Memleketten de bir iki örnek vereyim. İki binli yıllarda Erdoğan'ı diktatörlük kurmaya çalışmakla suçlayanlar vardı. Bu insanlara faşist türünden ifadelerle saldıran bir kısım meşhur aydına göre ise bu güruh niyet okuyordu, komplocuydular. Sonra ne oldu, yazmaya gerek yok. Ancak o günlerde "komplocular..." diye höykürenlerden diktatörün yanağından makas alacak kadar yakın olan aydınların bir kısmı bugün bunaklık ayağına yatarak kirli geçmişlerini unutturmaya çalışıyor.

Daha yakın tarihe geçelim. 2023 Mayıs'ında gerçekleşen seçimler öncesi bir çok insan Kılıçdaroğlu'nun temsil ettiği siyasal anlayışı yaptıklarına bakarak faşist-devlet memuru zihniyeti diye reddediyordu. Ancak tabii siyaseti daha ve çok iyi bilen muhteremler sahneye fırladı: Halkı sandıktan soğutmayın, komplo teorisi yapmayın dediler. Sonuç ise Kılıçdaroğlu'nu faşist olarak değerlendirenlerin tahmininden bile vahimdi. Seçim öncesi iki yılını halk sokağa çıkmasın diye hasreden, seçim kampanyasını tescilli bir AKP'linin yürüttüğü, meydanlarda kurt işareti yapan, faşist danışmanlarla etrafını donatan ve Kürtlerle yan yana görünmemek için köşe bucak kaçan Kılıçdaroğlu özel savaş görevlisi Ümit Özdağ'la gizlice anlaşmalar yapmaya kadar işi vardırmıştı. Ya seçimler öncesi ekran ekran gezip Kılıçdaroğlu'nun mutlaka kazanacağı nutukları atanlar şimdi ne yapıyor dersiniz? Mesela İran'da olanları komplo teorisi yapmayın bilgeliğiyle değerlendiriyorlar...
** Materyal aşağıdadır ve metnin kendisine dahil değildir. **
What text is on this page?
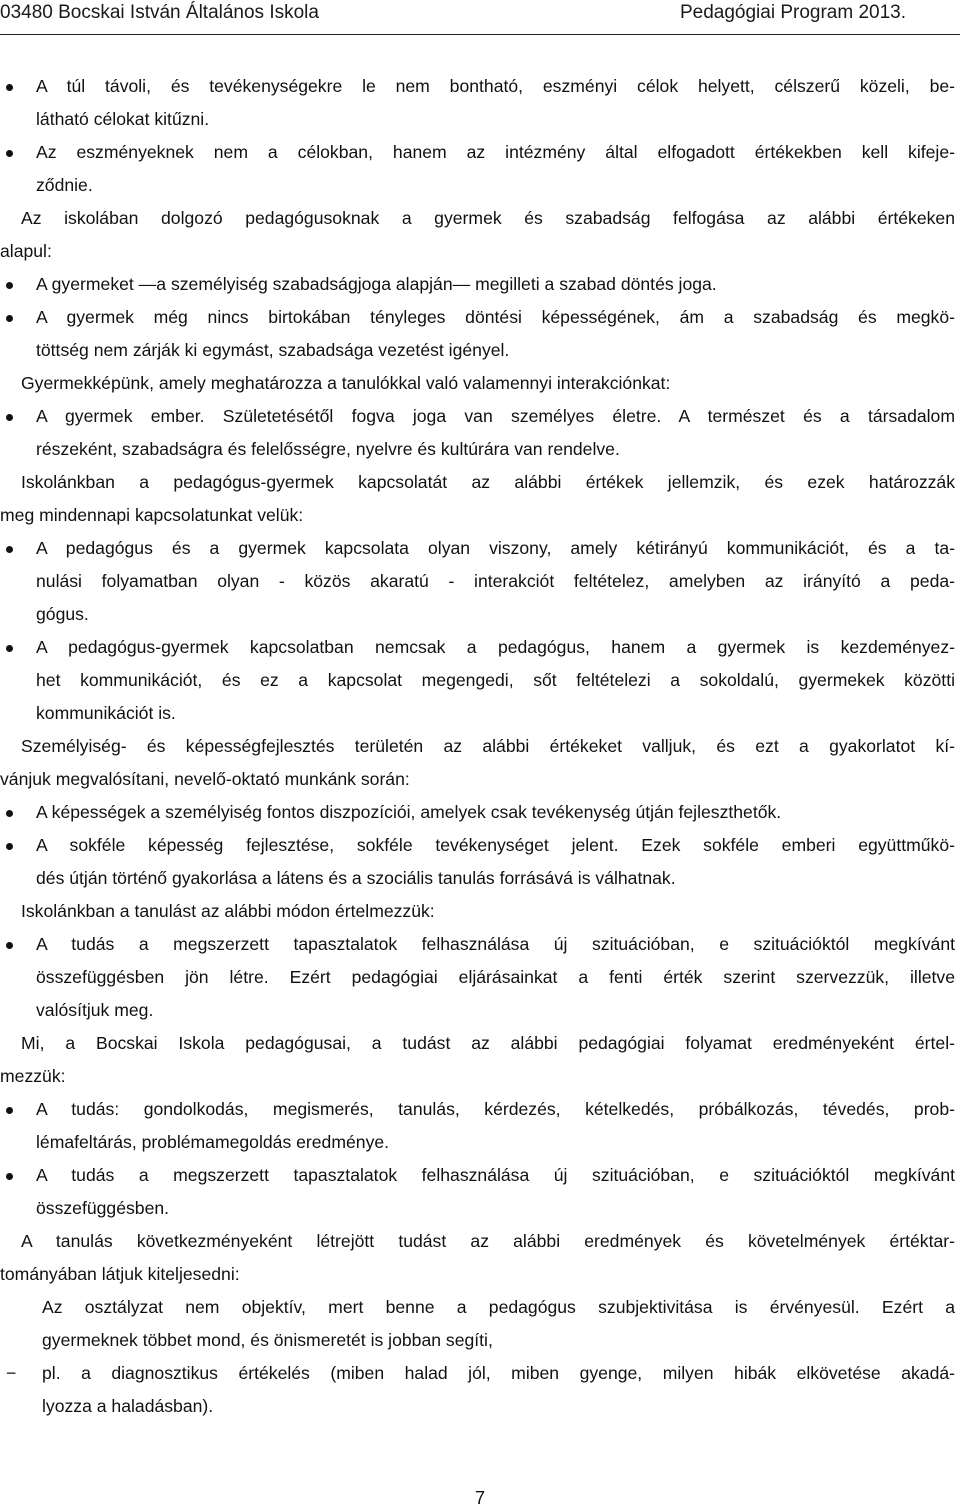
03480 Bocskai István Általános Iskola	Pedagógiai Program 2013.
A túl távoli, és tevékenységekre le nem bontható, eszményi célok helyett, célszerű közeli, be-
látható célokat kitűzni.
Az eszményeknek nem a célokban, hanem az intézmény által elfogadott értékekben kell kifeje-
ződnie.
Az iskolában dolgozó pedagógusoknak a gyermek és szabadság felfogása az alábbi értékeken
alapul:
A gyermeket —a személyiség szabadságjoga alapján— megilleti a szabad döntés joga.
A gyermek még nincs birtokában tényleges döntési képességének, ám a szabadság és megkö-
töttség nem zárják ki egymást, szabadsága vezetést igényel.
Gyermekképünk, amely meghatározza a tanulókkal való valamennyi interakciónkat:
A gyermek ember. Születetésétől fogva joga van személyes életre. A természet és a társadalom
részeként, szabadságra és felelősségre, nyelvre és kultúrára van rendelve.
Iskolánkban a pedagógus-gyermek kapcsolatát az alábbi értékek jellemzik, és ezek határozzák
meg mindennapi kapcsolatunkat velük:
A pedagógus és a gyermek kapcsolata olyan viszony, amely kétirányú kommunikációt, és a ta-
nulási folyamatban olyan - közös akaratú - interakciót feltételez, amelyben az irányító a peda-
gógus.
A pedagógus-gyermek kapcsolatban nemcsak a pedagógus, hanem a gyermek is kezdeményez-
het kommunikációt, és ez a kapcsolat megengedi, sőt feltételezi a sokoldalú, gyermekek közötti
kommunikációt is.
Személyiség- és képességfejlesztés területén az alábbi értékeket valljuk, és ezt a gyakorlatot kí-
vánjuk megvalósítani, nevelő-oktató munkánk során:
A képességek a személyiség fontos diszpozíciói, amelyek csak tevékenység útján fejleszthetők.
A sokféle képesség fejlesztése, sokféle tevékenységet jelent. Ezek sokféle emberi együttműkö-
dés útján történő gyakorlása a látens és a szociális tanulás forrásává is válhatnak.
Iskolánkban a tanulást az alábbi módon értelmezzük:
A tudás a megszerzett tapasztalatok felhasználása új szituációban, e szituációktól megkívánt
összefüggésben jön létre. Ezért pedagógiai eljárásainkat a fenti érték szerint szervezzük, illetve
valósítjuk meg.
Mi, a Bocskai Iskola pedagógusai, a tudást az alábbi pedagógiai folyamat eredményeként értel-
mezzük:
A tudás: gondolkodás, megismerés, tanulás, kérdezés, kételkedés, próbálkozás, tévedés, prob-
lémafeltárás, problémamegoldás eredménye.
A tudás a megszerzett tapasztalatok felhasználása új szituációban, e szituációktól megkívánt
összefüggésben.
A tanulás következményeként létrejött tudást az alábbi eredmények és követelmények értéktar-
tományában látjuk kiteljesedni:
Az osztályzat nem objektív, mert benne a pedagógus szubjektivitása is érvényesül. Ezért a
gyermeknek többet mond, és önismeretét is jobban segíti,
−	pl. a diagnosztikus értékelés (miben halad jól, miben gyenge, milyen hibák elkövetése akadá-
lyozza a haladásban).
7
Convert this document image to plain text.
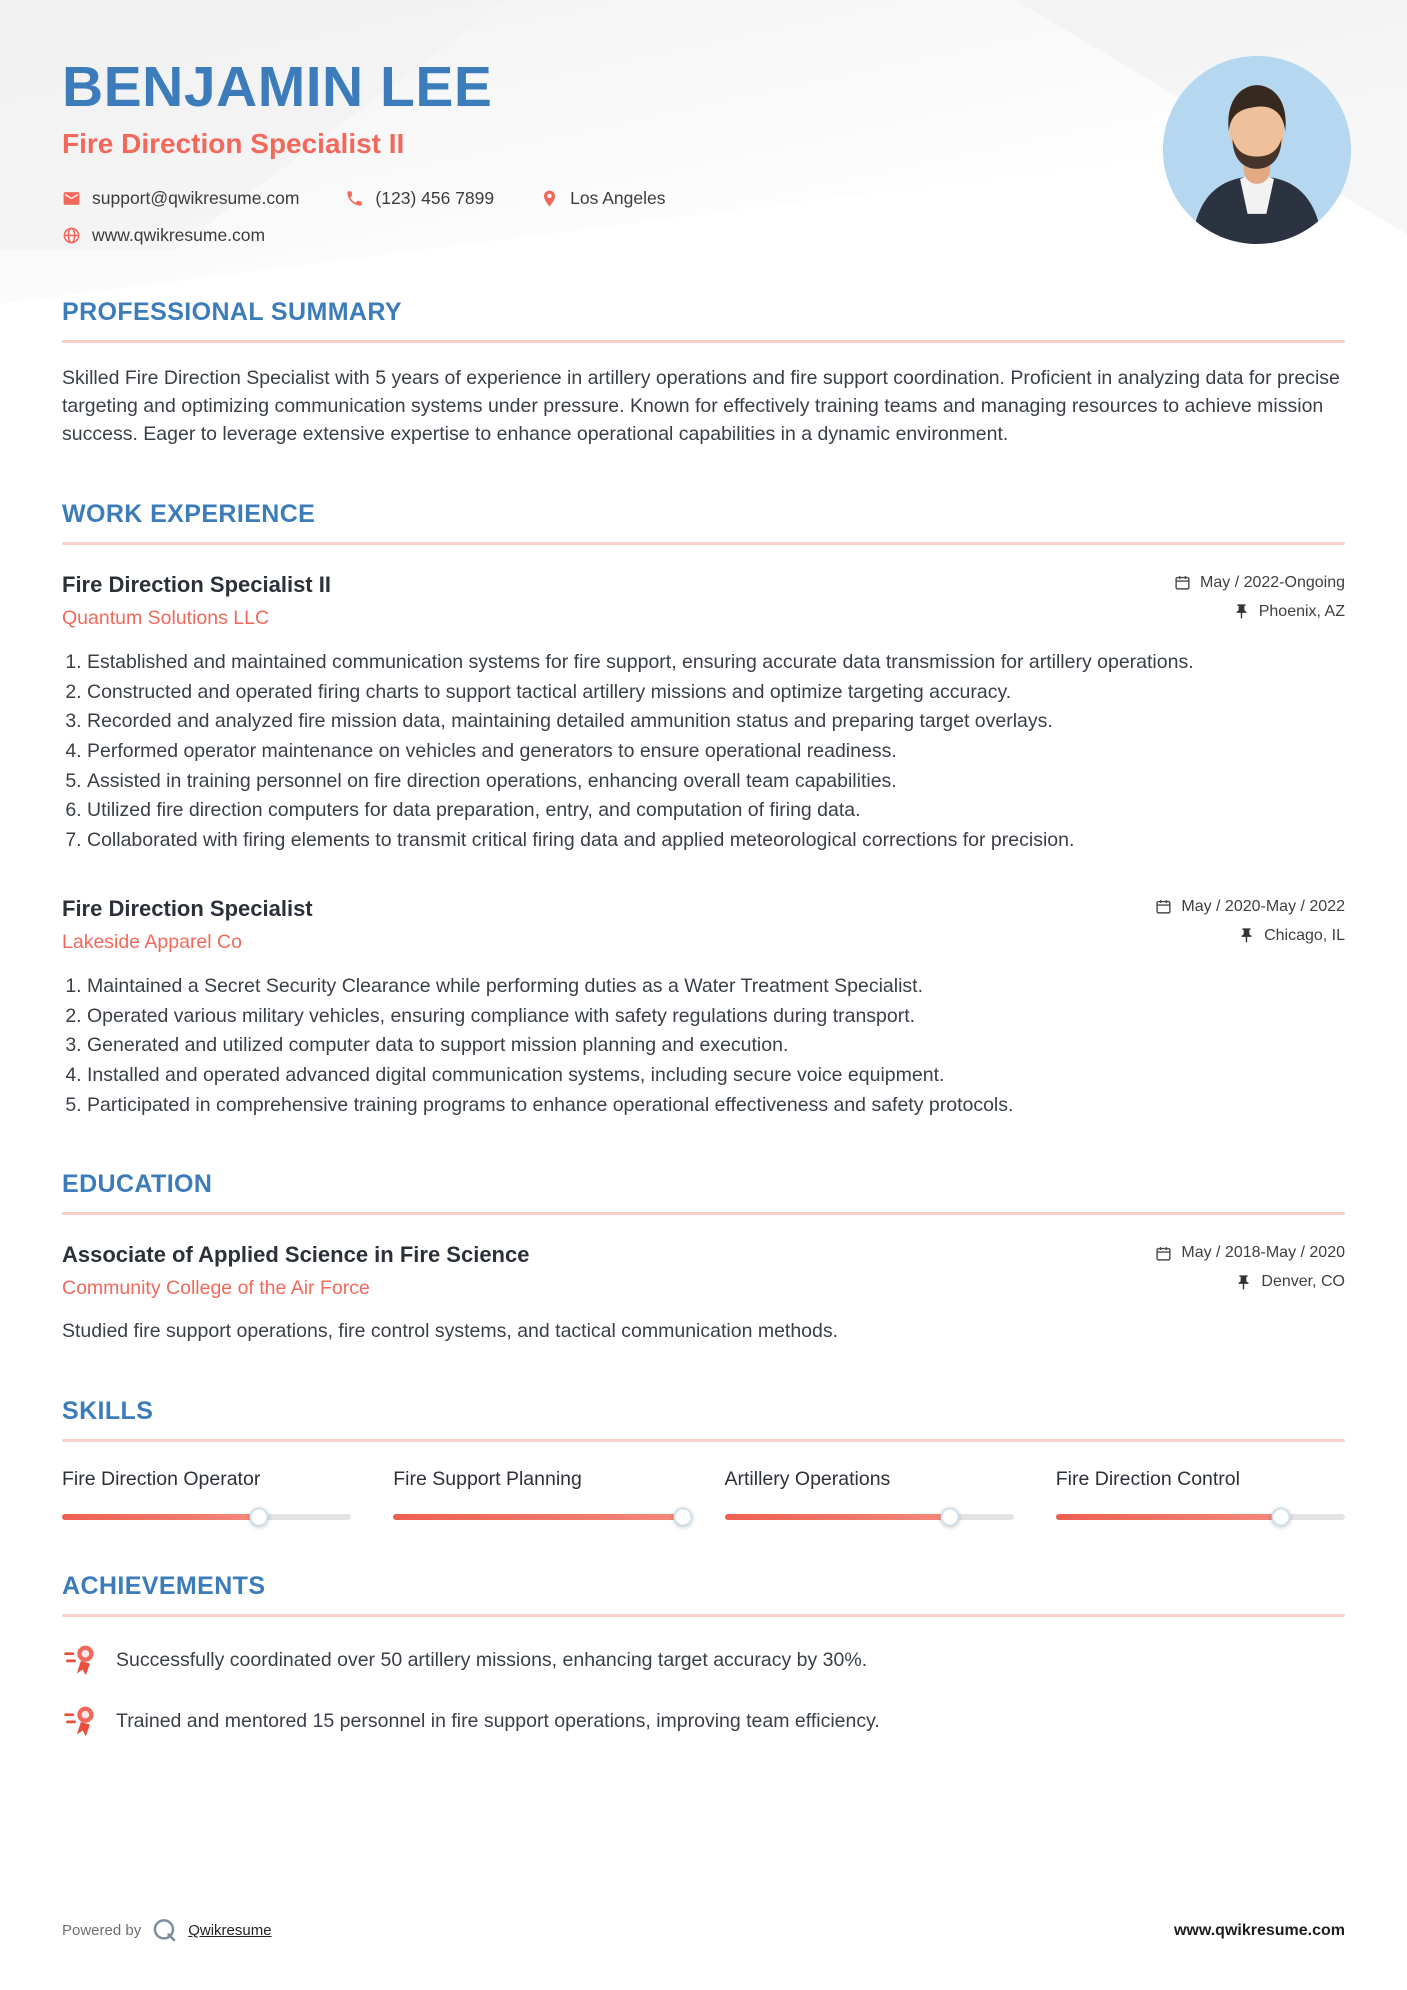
BENJAMIN LEE
Fire Direction Specialist II
support@qwikresume.com	(123) 456 7899	Los Angeles
www.qwikresume.com
PROFESSIONAL SUMMARY

Skilled Fire Direction Specialist with 5 years of experience in artillery operations and fire support coordination. Proficient in analyzing data for precise targeting and optimizing communication systems under pressure. Known for effectively training teams and managing resources to achieve mission success. Eager to leverage extensive expertise to enhance operational capabilities in a dynamic environment.

WORK EXPERIENCE
Fire Direction Specialist II
Quantum Solutions LLC
May / 2022-Ongoing
Phoenix, AZ
1. Established and maintained communication systems for fire support, ensuring accurate data transmission for artillery operations.
2. Constructed and operated firing charts to support tactical artillery missions and optimize targeting accuracy.
3. Recorded and analyzed fire mission data, maintaining detailed ammunition status and preparing target overlays.
4. Performed operator maintenance on vehicles and generators to ensure operational readiness.
5. Assisted in training personnel on fire direction operations, enhancing overall team capabilities.
6. Utilized fire direction computers for data preparation, entry, and computation of firing data.
7. Collaborated with firing elements to transmit critical firing data and applied meteorological corrections for precision.
Fire Direction Specialist
Lakeside Apparel Co
May / 2020-May / 2022
Chicago, IL
1. Maintained a Secret Security Clearance while performing duties as a Water Treatment Specialist.
2. Operated various military vehicles, ensuring compliance with safety regulations during transport.
3. Generated and utilized computer data to support mission planning and execution.
4. Installed and operated advanced digital communication systems, including secure voice equipment.
5. Participated in comprehensive training programs to enhance operational effectiveness and safety protocols.
EDUCATION
Associate of Applied Science in Fire Science
Community College of the Air Force
May / 2018-May / 2020
Denver, CO

Studied fire support operations, fire control systems, and tactical communication methods.

SKILLS
Fire Direction Operator	Fire Support Planning	Artillery Operations	Fire Direction Control
ACHIEVEMENTS
Successfully coordinated over 50 artillery missions, enhancing target accuracy by 30%.
Trained and mentored 15 personnel in fire support operations, improving team efficiency.
Powered by	Qwikresume	www.qwikresume.com
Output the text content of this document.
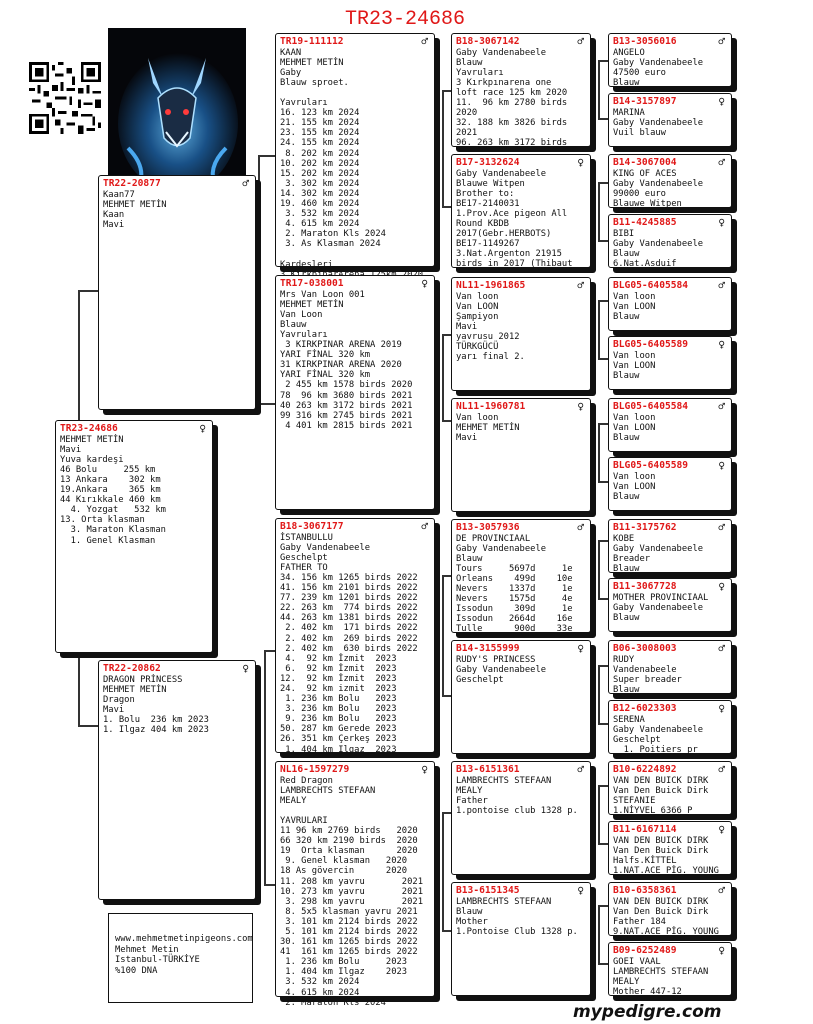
TR23-24686
TR23-24686	♀
MEHMET METİN
Mavi
Yuva kardeşi
46 Bolu     255 km
13 Ankara    302 km
19.Ankara    365 km
44 Kırıkkale 460 km
4. Yozgat   532 km
13. Orta klasman
3. Maraton Klasman
1. Genel Klasman
TR22-20877	♂
Kaan77
MEHMET METİN
Kaan
Mavi
TR22-20862	♀
DRAGON PRİNCESS
MEHMET METİN
Dragon
Mavi
1. Bolu  236 km 2023
1. Ilgaz 404 km 2023
TR19-111112	♂
KAAN
MEHMET METİN
Gaby
Blauw sproet.

Yavruları
16. 123 km 2024
21. 155 km 2024
23. 155 km 2024
24. 155 km 2024
8. 202 km 2024
10. 202 km 2024
15. 202 km 2024
3. 302 km 2024
14. 302 km 2024
19. 460 km 2024
3. 532 km 2024
4. 615 km 2024
2. Maraton Kls 2024
3. As Klasman 2024

Kardeşleri
TR17-038001	♀
Mrs Van Loon 001
MEHMET METİN
Van Loon
Blauw
Yavruları
3 KIRKPINAR ARENA 2019
YARI FİNAL 320 km
31 KIRKPINAR ARENA 2020
YARI FİNAL 320 km
2 455 km 1578 birds 2020
78  96 km 3680 birds 2021
40 263 km 3172 birds 2021
99 316 km 2745 birds 2021
4 401 km 2815 birds 2021
B18-3067177	♂
İSTANBULLU
Gaby Vandenabeele
Geschelpt
FATHER TO
34. 156 km 1265 birds 2022
41. 156 km 2101 birds 2022
77. 239 km 1201 birds 2022
22. 263 km  774 birds 2022
44. 263 km 1381 birds 2022
2. 402 km  171 birds 2022
2. 402 km  269 birds 2022
2. 402 km  630 birds 2022
4.  92 km İzmit  2023
6.  92 km İzmit  2023
12.  92 km İzmit  2023
24.  92 km izmit  2023
1. 236 km Bolu   2023
3. 236 km Bolu   2023
9. 236 km Bolu   2023
50. 287 km Gerede 2023
26. 351 km Çerkeş 2023
1. 404 km Ilgaz  2023
NL16-1597279	♀
Red Dragon
LAMBRECHTS STEFAAN
MEALY

YAVRULARI
11 96 km 2769 birds   2020
66 320 km 2190 birds  2020
19  Orta klasman      2020
9. Genel klasman   2020
18 As gövercin      2020
11. 208 km yavru       2021
10. 273 km yavru       2021
3. 298 km yavru       2021
8. 5x5 klasman yavru 2021
3. 101 km 2124 birds 2022
5. 101 km 2124 birds 2022
30. 161 km 1265 birds 2022
41  161 km 1265 birds 2022
1. 236 km Bolu     2023
1. 404 km Ilgaz    2023
3. 532 km 2024
4. 615 km 2024
2. Maraton Kls 2024
B18-3067142	♂
Gaby Vandenabeele
Blauw
Yavruları
3 Kırkpınarena one
loft race 125 km 2020
11.  96 km 2780 birds
2020
32. 188 km 3826 birds
2021
96. 263 km 3172 birds
B17-3132624	♀
Gaby Vandenabeele
Blauwe Witpen
Brother to:
BE17-2140031
1.Prov.Ace pigeon All
Round KBDB
2017(Gebr.HERBOTS)
BE17-1149267
3.Nat.Argenton 21915
birds in 2017 (Thibaut
NL11-1961865	♂
Van loon
Van LOON
Şampiyon
Mavi
yavrusu 2012
TÜRKGÜCÜ
yarı final 2.
NL11-1960781	♀
Van loon
MEHMET METİN
Mavi
B13-3057936	♂
DE PROVINCIAAL
Gaby Vandenabeele
Blauw
Tours     5697d     1e
Orleans    499d    10e
Nevers    1337d     1e
Nevers    1575d     4e
Issodun    309d     1e
Issodun   2664d    16e
Tulle      900d    33e
B14-3155999	♀
RUDY'S PRINCESS
Gaby Vandenabeele
Geschelpt
B13-6151361	♂
LAMBRECHTS STEFAAN
MEALY
Father
1.pontoise club 1328 p.
B13-6151345	♀
LAMBRECHTS STEFAAN
Blauw
Mother
1.Pontoise Club 1328 p.
B13-3056016	♂
ANGELO
Gaby Vandenabeele
47500 euro
Blauw
B14-3157897	♀
MARINA
Gaby Vandenabeele
Vuil blauw
B14-3067004	♂
KING OF ACES
Gaby Vandenabeele
99000 euro
Blauwe Witpen
B11-4245885	♀
BIBI
Gaby Vandenabeele
Blauw
6.Nat.Asduif
BLG05-6405584	♂
Van loon
Van LOON
Blauw
BLG05-6405589	♀
Van loon
Van LOON
Blauw
BLG05-6405584	♂
Van loon
Van LOON
Blauw
BLG05-6405589	♀
Van loon
Van LOON
Blauw
B11-3175762	♂
KOBE
Gaby Vandenabeele
Breader
Blauw
B11-3067728	♀
MOTHER PROVINCIAAL
Gaby Vandenabeele
Blauw
B06-3008003	♂
RUDY
Vandenabeele
Super breader
Blauw
B12-6023303	♀
SERENA
Gaby Vandenabeele
Geschelpt
1. Poitiers pr
B10-6224892	♂
VAN DEN BUICK DIRK
Van Den Buick Dirk
STEFANIE
1.NİYVEL 6366 P
B11-6167114	♀
VAN DEN BUICK DIRK
Van Den Buick Dirk
Halfs.KİTTEL
1.NAT.ACE PİG. YOUNG
B10-6358361	♂
VAN DEN BUICK DIRK
Van Den Buick Dirk
Father 184
9.NAT.ACE PİG. YOUNG
B09-6252489	♀
GOEI VAAL
LAMBRECHTS STEFAAN
MEALY
Mother 447-12
www.mehmetmetinpigeons.com
Mehmet Metin
Istanbul-TÜRKİYE
%100 DNA
mypedigre.com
Kısaca diyeceğim dünyada egemen olan sağ zihniyetin politikalarıyla komployu ayırmak bir hayli zor. Mevcut savaş doğası gereği komploların iç içe geçtiği süreçler üzerine kurulu. Maalesef komplo teorisi yapmayın diyenlerin bir kısmı da fiilen bu işlerin parçası. Yoksa kim dünya halklarını bunca sefalete, çürümüşlüğe, aşağılanmaya, köleleşmeye ve her gün yüzlerce insanın katledilmesine kolayca ikna edebilir?